Visible photoelectrochemical sensing platform by in situ generated CdS quantum dots decorated branched-TiO2 nanorods equipped with Prussian blue electrochromic display.

In this study, based on in situ generation of CdS quantum dots (QDs) on the surface of branched TiO2 (B-TiO2) nanorods, an solar innovative photoelectrochemical (PEC) sensing platform was constructed for real-time, and sensitive detection of cellular H2S. Specifically, B-TiO2 nanorods arrays consisting of TiO2 nanorods directly grown on fluorine-doped tin oxide (FTO) further using TiCl3 mediated surface treatment of TiO2 nanorods are designed and fabricated as a new type of photoelectrode. CdS quantum dots (QDs) was formed on the surface of B-TiO2 nanorods arrays through the reaction between Cd2+ and S2-. And a significant enhancement in the photocurrent was obtained that ascribed to the formation of CdS-B-TiO2 heterostructures, thus leading to sensitive PEC recording of the H2S level in buffer and cellular environments.

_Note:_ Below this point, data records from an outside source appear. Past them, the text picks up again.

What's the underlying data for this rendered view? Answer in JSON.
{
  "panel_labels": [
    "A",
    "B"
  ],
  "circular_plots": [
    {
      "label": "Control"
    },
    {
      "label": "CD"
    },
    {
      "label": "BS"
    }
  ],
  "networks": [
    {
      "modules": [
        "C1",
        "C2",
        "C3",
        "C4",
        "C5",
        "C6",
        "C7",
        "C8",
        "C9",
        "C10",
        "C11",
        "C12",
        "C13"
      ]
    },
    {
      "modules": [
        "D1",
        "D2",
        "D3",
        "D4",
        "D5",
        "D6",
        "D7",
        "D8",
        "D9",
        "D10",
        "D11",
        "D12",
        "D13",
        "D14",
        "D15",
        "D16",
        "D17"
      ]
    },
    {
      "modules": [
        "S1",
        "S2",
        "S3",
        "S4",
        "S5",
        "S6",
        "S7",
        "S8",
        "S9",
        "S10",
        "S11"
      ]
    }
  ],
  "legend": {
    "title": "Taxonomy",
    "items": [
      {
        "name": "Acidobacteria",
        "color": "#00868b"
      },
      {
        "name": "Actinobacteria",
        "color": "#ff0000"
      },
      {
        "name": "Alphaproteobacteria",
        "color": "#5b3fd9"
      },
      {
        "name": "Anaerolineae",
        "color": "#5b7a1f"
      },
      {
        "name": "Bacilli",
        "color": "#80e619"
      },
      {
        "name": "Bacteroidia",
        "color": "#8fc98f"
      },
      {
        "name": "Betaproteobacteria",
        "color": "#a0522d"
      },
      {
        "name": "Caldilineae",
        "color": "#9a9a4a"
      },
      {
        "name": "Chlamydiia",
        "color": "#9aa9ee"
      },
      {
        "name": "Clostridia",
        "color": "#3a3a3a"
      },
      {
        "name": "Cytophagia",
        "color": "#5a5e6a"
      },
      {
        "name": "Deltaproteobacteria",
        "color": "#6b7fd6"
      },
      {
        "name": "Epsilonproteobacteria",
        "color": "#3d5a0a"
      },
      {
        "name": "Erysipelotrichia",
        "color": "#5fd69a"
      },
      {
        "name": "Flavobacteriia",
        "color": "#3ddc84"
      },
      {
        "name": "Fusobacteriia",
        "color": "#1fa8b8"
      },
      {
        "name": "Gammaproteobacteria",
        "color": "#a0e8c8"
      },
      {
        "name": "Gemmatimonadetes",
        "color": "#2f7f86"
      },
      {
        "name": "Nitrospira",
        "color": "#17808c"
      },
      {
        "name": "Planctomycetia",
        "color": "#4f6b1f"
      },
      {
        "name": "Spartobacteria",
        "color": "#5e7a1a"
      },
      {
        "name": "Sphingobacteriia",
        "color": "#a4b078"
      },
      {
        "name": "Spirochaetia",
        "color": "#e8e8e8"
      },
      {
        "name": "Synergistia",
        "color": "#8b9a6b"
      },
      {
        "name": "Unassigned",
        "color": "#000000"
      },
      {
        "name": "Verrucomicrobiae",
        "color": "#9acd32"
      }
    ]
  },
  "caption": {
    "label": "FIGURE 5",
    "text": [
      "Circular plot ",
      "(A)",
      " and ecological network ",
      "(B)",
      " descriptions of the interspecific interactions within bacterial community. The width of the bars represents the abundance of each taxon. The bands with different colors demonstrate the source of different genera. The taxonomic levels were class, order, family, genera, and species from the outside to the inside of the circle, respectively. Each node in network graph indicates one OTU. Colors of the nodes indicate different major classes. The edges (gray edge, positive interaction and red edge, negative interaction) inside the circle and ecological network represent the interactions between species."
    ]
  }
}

By using Prussian blue (PB) a electrochromic material to capture the photoelectron generated from the photoelectrode, a new visual system was proposed due to the formation of Prussian white (PW), which could be used to visualize the quantum photoelectric effect. This novel PEC sensing platform not only achieved satisfied analysis results toward S2-, but also showed excellent sensitivity, selectivity, low cost, and portable features. The strategy through the in situ generation of semiconductor nanoparticles on the surface of wide band-gap semiconductor paves the way for the improvements of PEC analytical performance. Meanwhile, the quantitative read-out electrochromic display paves a facile avenue and initiates new opportunities for creation of cheap, miniaturization sensors for other relevant analytes.